Aunque el trabajo de interpretación de Michelle Williams es sobresaliente y de forma inteligente se centra en retratar una Marilyn vulnerable, abierta y generosa y no seductora (cosa que también era y mucho), a pesar de ese trabajo tan notable que hace que veamos a la actriz y no una caricatura de ella, no termino de creer que Michelle Williams es Marilyn Monroe, sólo veo a Michelle Williams disfrazada y cerrando y abriendo los ojos con desesperación, le falta algo que era quizás lo que Marilyn Monroe tenía y que resulta tan perturbador, esa sonrisa que tenía tan abierta y confiada y al mismo tiempo esa mirada a veces seductora a veces desesperada, no había máscaras en los personajes de Marilyn Monroe ni en sus fotografías, el problema quizás era ese, era ella misma todo el rato, soñando con otra existencia, quizás deseándola y no pudiendo tenerla. Por eso seguramente la película me entretuvo pero nada más, al final cuando Michelle Williams se despide de su amigo y se marcha de Inglaterra, no veo a Marilyn Monroe sino a Michelle Williams caracterizada, no sentí ninguna emoción en su despedida, ¡lo que se supone que era la despedida de una gran actriz!.
Aunque Kenneth Branagh y Judi Dench están absolutamente creíbles y fantásticos en sus personajes tampoco encontré mayor interés en las guerras internas que retratan la locura que fue rodar El Príncipe y la Corista, y es un poco impostado el reconocimiento final de Marilyn como una actriz espontánea capaz de llenar la pantalla con la sola fuerza de su personalidad. Algunas escenas entre Marilyn y la exasperante Paula Strasberg me resultaron reiterativas y pesadas y en general no encuentro interés en saber que la ridícula de Strasberg necesitaba decirle a Marilyn lo buena actriz que era y que pensara en Coca-colas y Frank Sinatra, puesto que los actores parecen seres inseguros por naturaleza y pensar en cosas agradables es un método probablemente eficaz para enfrentarse a trabajar en algo que no siempre te gusta, que te aterra al mismo tiempo que lo amas.
Destacaría si acaso que aparte de su trabajo interpretativo Michelle Williams canta realmente las canciones de Marilyn y si sólo hubiera oído su voz me hubiese creído mucho más su personaje. Creo que la película definitiva sobre la vida de Marilyn Monroe o al menos sobre sus esfuerzos por ser considerada una buena actriz aún no se ha realizado tampoco se ha encontrado a la actriz que pueda realmente meterse en la piel de un personaje complejo que luchaba por entenderse y tener una felicidad que le fue negada por las circunstancias. La Marilyn de The Misfits o simplemente la de su última entrevista que sería publicada en 1962 en Life Magazine es la que no se ve por ninguna parte en Mi semana con Marilyn, si acaso para los más perspicaces se muestra a través de dos tomas de pasada un ejemplar del Ulises de James Joyce que Marilyn tenía en su mesa de noche, pero lo muestran como por casualidad como si fuera un elemento más de la decoración, pues esa es la cuestión Michelle Williams haciendo de Marilyn tiene ese libro con una portada muy sesentas para apoyar las pastillas que se tomaba, Marilyn Monroe leía de verdad el libro y para mi ahí radica toda la diferencia.

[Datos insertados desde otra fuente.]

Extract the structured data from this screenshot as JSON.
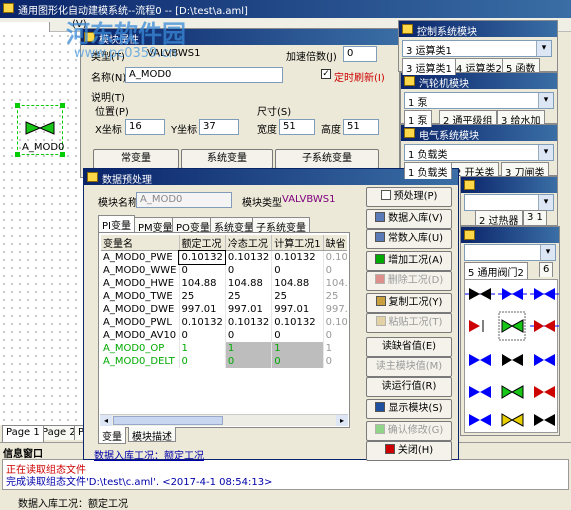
{
  "main_window": {
    "title": "通用图形化自动建模系统--流程0 -- [D:\\test\\a.aml]",
    "menu_fragment": "(V)"
  },
  "watermark": {
    "line1": "河东软件园",
    "line2": "www.pc0359.cn"
  },
  "canvas": {
    "node_label": "A_MOD0",
    "page_tabs": [
      "Page 1",
      "Page 2",
      "P"
    ]
  },
  "info_panel": {
    "title": "信息窗口",
    "lines": [
      "正在读取组态文件",
      "完成读取组态文件'D:\\test\\c.aml'. <2017-4-1 08:54:13>"
    ],
    "status": "数据入库工况：额定工况"
  },
  "module_props": {
    "title": "模块属性",
    "type_label": "类型(T)",
    "type_value": "VALVBWS1",
    "accel_label": "加速倍数(J)",
    "accel_value": "0",
    "name_label": "名称(N)",
    "name_value": "A_MOD0",
    "timer_label": "定时刷新(I)",
    "desc_label": "说明(T)",
    "pos_label": "位置(P)",
    "x_label": "X坐标",
    "x_value": "16",
    "y_label": "Y坐标",
    "y_value": "37",
    "size_label": "尺寸(S)",
    "w_label": "宽度",
    "w_value": "51",
    "h_label": "高度",
    "h_value": "51",
    "var_buttons": [
      "常变量",
      "系统变量",
      "子系统变量"
    ]
  },
  "palettes": [
    {
      "title": "控制系统模块",
      "select": "3 运算类1",
      "tabs": [
        "3 运算类1",
        "4 运算类2",
        "5 函数"
      ]
    },
    {
      "title": "汽轮机模块",
      "select": "1 泵",
      "tabs": [
        "1 泵",
        "2 通平级组",
        "3 给水加"
      ]
    },
    {
      "title": "电气系统模块",
      "select": "1 负载类",
      "tabs": [
        "1 负载类",
        "2 开关类",
        "3 刀闸类"
      ]
    },
    {
      "title": "",
      "select": "",
      "tabs": [
        "2 过热器",
        "3 1"
      ]
    },
    {
      "title": "",
      "select": "",
      "tabs": [
        "5 通用阀门2",
        "6"
      ]
    }
  ],
  "preprocess": {
    "title": "数据预处理",
    "module_name_label": "模块名称",
    "module_name_value": "A_MOD0",
    "module_type_label": "模块类型",
    "module_type_value": "VALVBWS1",
    "tabs": [
      "PI变量",
      "PM变量",
      "PO变量",
      "系统变量",
      "子系统变量"
    ],
    "columns": [
      "变量名",
      "额定工况",
      "冷态工况",
      "计算工况1",
      "缺省"
    ],
    "rows": [
      {
        "name": "A_MOD0_PWE",
        "v1": "0.10132",
        "v2": "0.10132",
        "v3": "0.10132",
        "v4": "0.10",
        "green": false
      },
      {
        "name": "A_MOD0_WWE",
        "v1": "0",
        "v2": "0",
        "v3": "0",
        "v4": "0",
        "green": false
      },
      {
        "name": "A_MOD0_HWE",
        "v1": "104.88",
        "v2": "104.88",
        "v3": "104.88",
        "v4": "104.",
        "green": false
      },
      {
        "name": "A_MOD0_TWE",
        "v1": "25",
        "v2": "25",
        "v3": "25",
        "v4": "25",
        "green": false
      },
      {
        "name": "A_MOD0_DWE",
        "v1": "997.01",
        "v2": "997.01",
        "v3": "997.01",
        "v4": "997.",
        "green": false
      },
      {
        "name": "A_MOD0_PWL",
        "v1": "0.10132",
        "v2": "0.10132",
        "v3": "0.10132",
        "v4": "0.10",
        "green": false
      },
      {
        "name": "A_MOD0_AV10",
        "v1": "0",
        "v2": "0",
        "v3": "0",
        "v4": "0",
        "green": false
      },
      {
        "name": "A_MOD0_OP",
        "v1": "1",
        "v2": "1",
        "v3": "1",
        "v4": "1",
        "green": true
      },
      {
        "name": "A_MOD0_DELT",
        "v1": "0",
        "v2": "0",
        "v3": "0",
        "v4": "0",
        "green": true
      }
    ],
    "bottom_tabs": [
      "变量",
      "模块描述"
    ],
    "status": "数据入库工况：额定工况",
    "buttons": [
      {
        "label": "预处理(P)",
        "enabled": true
      },
      {
        "label": "数据入库(V)",
        "enabled": true
      },
      {
        "label": "常数入库(U)",
        "enabled": true
      },
      {
        "label": "增加工况(A)",
        "enabled": true
      },
      {
        "label": "删除工况(D)",
        "enabled": false
      },
      {
        "label": "复制工况(Y)",
        "enabled": true
      },
      {
        "label": "粘贴工况(T)",
        "enabled": false
      },
      {
        "label": "读缺省值(E)",
        "enabled": true
      },
      {
        "label": "读主模块值(M)",
        "enabled": false
      },
      {
        "label": "读运行值(R)",
        "enabled": true
      },
      {
        "label": "显示模块(S)",
        "enabled": true
      },
      {
        "label": "确认修改(G)",
        "enabled": false
      },
      {
        "label": "关闭(H)",
        "enabled": true
      }
    ]
  }
}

*I have to say that I didn´t like My week with Marilyn too much, I considered it as a good movie for a Sunday afternoon, no more no less than that. Although Michelle Williams performance has been incredible and accurate even singing the songs herself, I have not found the real Marilyn behind William´s eyes, I can´t say what but something was missing. I thank Williams for not focusing in the seductive side of Monroe´s albeit in her vulnerability and spontaneous kindness. The beginning of the story is cheerful and happy, a young man dreams with working for the movie industry and founds him working in The Princes and the Showgirl in the company of Laurence Olivier and Marilyn Monroe, the actress recently married with writer Arthur Miller, allows this young man to form part of her life for a brief period.
Kenneth Branagh and Judi Dench played notable roles too, but again I was not captivated by the intrigues and argues between the young Marilyn and the envious Olivier, I found hard to endure to see again and again how the so ridiculous Paula Strasberg had to flatter Marilyn Monroe constantly and talked her about Coke and Frank Sinatra, scenes that apparently intended to show a frightened Marilyn calmed down by the methods of a manipulative coach, I have not found any interest in that as I guess using images of something you love is a a way as good as any other to make you feel good when you are in despair for a job you love as much as you fear. As I said before something was missing in the film, in the last scenes when Marilyn finally leaves England and she showed up to say good bye I could not believe I was actually seeing the farewell of an impressive actress. In some short cuts the James Joyce´s Ulysses is shown over Marilyn´s bedside table, as it was a simple sentence, a simple glimpse of Monroe´s intellectual interest, for me the question is Michelle Williams playing Monroe seemed to use that book to lay a bottle of pills over it, when actually Marilyn Monroe read that book, for me that is the whole difference, a big difference indeed.
I believe the definitive Marilyn Monroe´s biopic has not been made yet.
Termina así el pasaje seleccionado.